— Зачем я-то стану портить тебе репутацию?
— Я не об этом. Вопрос в другом: кто может знать, кто может располагать информацией и распространять ее?
— У нас с тобой совершенно разная жизнь. Я — чиновник, ты ворочаешь большими делами, о которых пишут газеты. Такая незначительная персона, как я, даже представить себе не может твою жизнь.
— Но ты знала Хун, — тихо сказал Я Жу. — Мою сестру, которая и мне была близким человеком. Вы с ней долго не виделись, и вот случай снова свел вас в Африке. Вы разговариваете, потом ты рано утром наносишь ей спешный визит. А по возвращении в Китай ползут слухи.
Ма Ли побледнела:
— Ты обвиняешь меня в распространении клеветы?
— Ты должна понять и наверняка понимаешь, что в моей ситуации я не позволю себе подобных высказываний, не наведя справок. Я исключил одну за другой все возможности. В итоге осталось единственное объяснение. Единственный человек.
— Я?
— Да нет в общем-то.
— Ты имеешь в виду Хун? Свою родную сестру?

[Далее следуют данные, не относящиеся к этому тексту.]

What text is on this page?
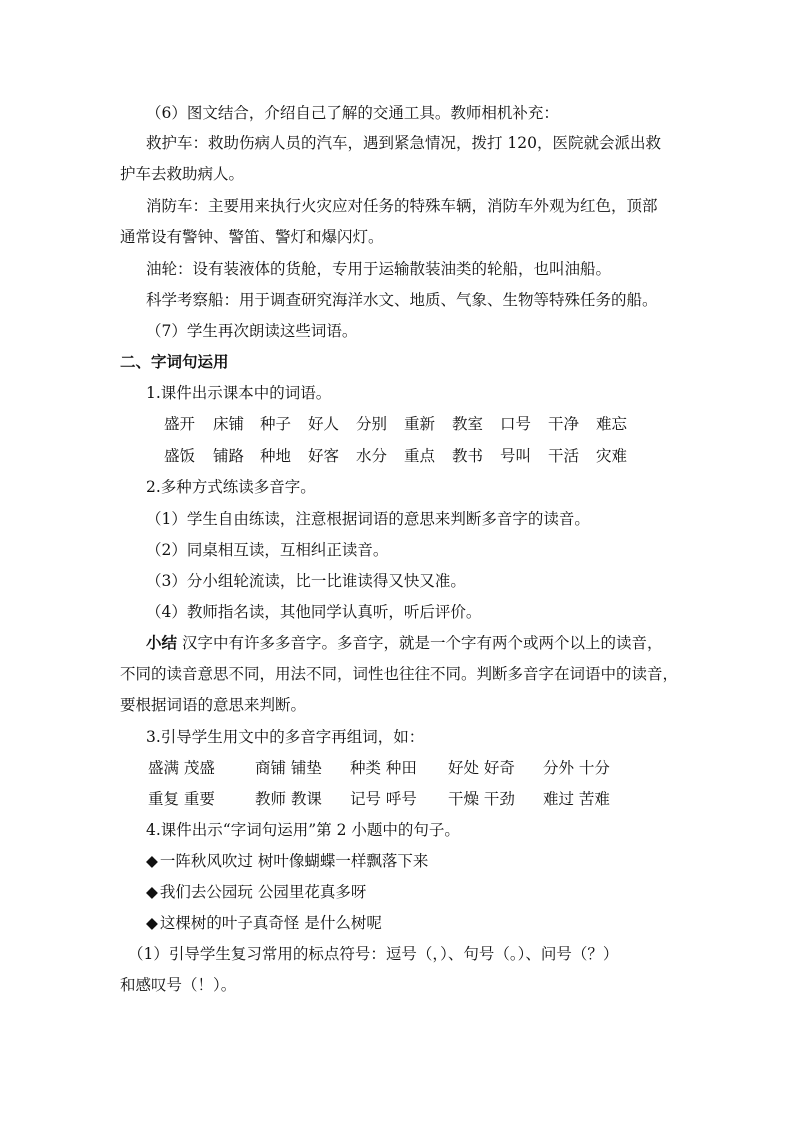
（6）图文结合，介绍自己了解的交通工具。教师相机补充：
救护车：救助伤病人员的汽车，遇到紧急情况，拨打 120，医院就会派出救
护车去救助病人。
消防车：主要用来执行火灾应对任务的特殊车辆，消防车外观为红色，顶部
通常设有警钟、警笛、警灯和爆闪灯。
油轮：设有装液体的货舱，专用于运输散装油类的轮船，也叫油船。
科学考察船：用于调查研究海洋水文、地质、气象、生物等特殊任务的船。
（7）学生再次朗读这些词语。
二、字词句运用
1.课件出示课本中的词语。
盛开 床铺 种子 好人 分别 重新 教室 口号 干净 难忘
盛饭 铺路 种地 好客 水分 重点 教书 号叫 干活 灾难
2.多种方式练读多音字。
（1）学生自由练读，注意根据词语的意思来判断多音字的读音。
（2）同桌相互读，互相纠正读音。
（3）分小组轮流读，比一比谁读得又快又准。
（4）教师指名读，其他同学认真听，听后评价。
小结 汉字中有许多多音字。多音字，就是一个字有两个或两个以上的读音，
不同的读音意思不同，用法不同，词性也往往不同。判断多音字在词语中的读音，
要根据词语的意思来判断。
3.引导学生用文中的多音字再组词，如：
盛满 茂盛	商铺 铺垫 种类 种田 好处 好奇 分外 十分
重复 重要	教师 教课 记号 呼号 干燥 干劲 难过 苦难
4.课件出示“字词句运用”第 2 小题中的句子。
◆ 一阵秋风吹过 树叶像蝴蝶一样飘落下来
◆ 我们去公园玩 公园里花真多呀
◆ 这棵树的叶子真奇怪 是什么树呢
（1）引导学生复习常用的标点符号：逗号（，）、句号（。）、问号（？）
和感叹号（！）。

— Не секрет, что между нами не было согласия по основополагающим вопросам будущности Китая. Развития политики, экономики, взгляда на историю.
— Вы были врагами?
— Вражда порой растет долгое время, почти незаметно, как суша встает из моря. И вдруг обнаруживается вражда, о которой ты знать не знал.
— Не верится мне, чтобы Хун использовала в качестве оружия анонимные обвинения. Это не в ее принципах.
— Знаю. Потому и спрашиваю: о чем вы с ней разговаривали?
Ма Ли не ответила. А Я Жу вкрадчиво продолжал, не давая ей времени на размышления:
— Может быть, она написала письмо и отдала его тебе в то утро? Я прав? Письмо? Или какой-то документ? Мне необходимо знать, что она тебе говорила или передала.
— Хун словно предчувствовала, что умрет. Я думала об этом, не понимая, насколько сильная тревога снедала ее. Она только попросила меня проследить, чтобы после смерти ее кремировали. Ей хотелось, чтобы прах был развеян над озерцом в парке Лунтаньху Гунъюань. Еще она просила позаботиться о ее личных вещах, о книгах, раздать одежду, освободить дом.
— И всё?
— Да.
— Она сказала об этом устно или написала?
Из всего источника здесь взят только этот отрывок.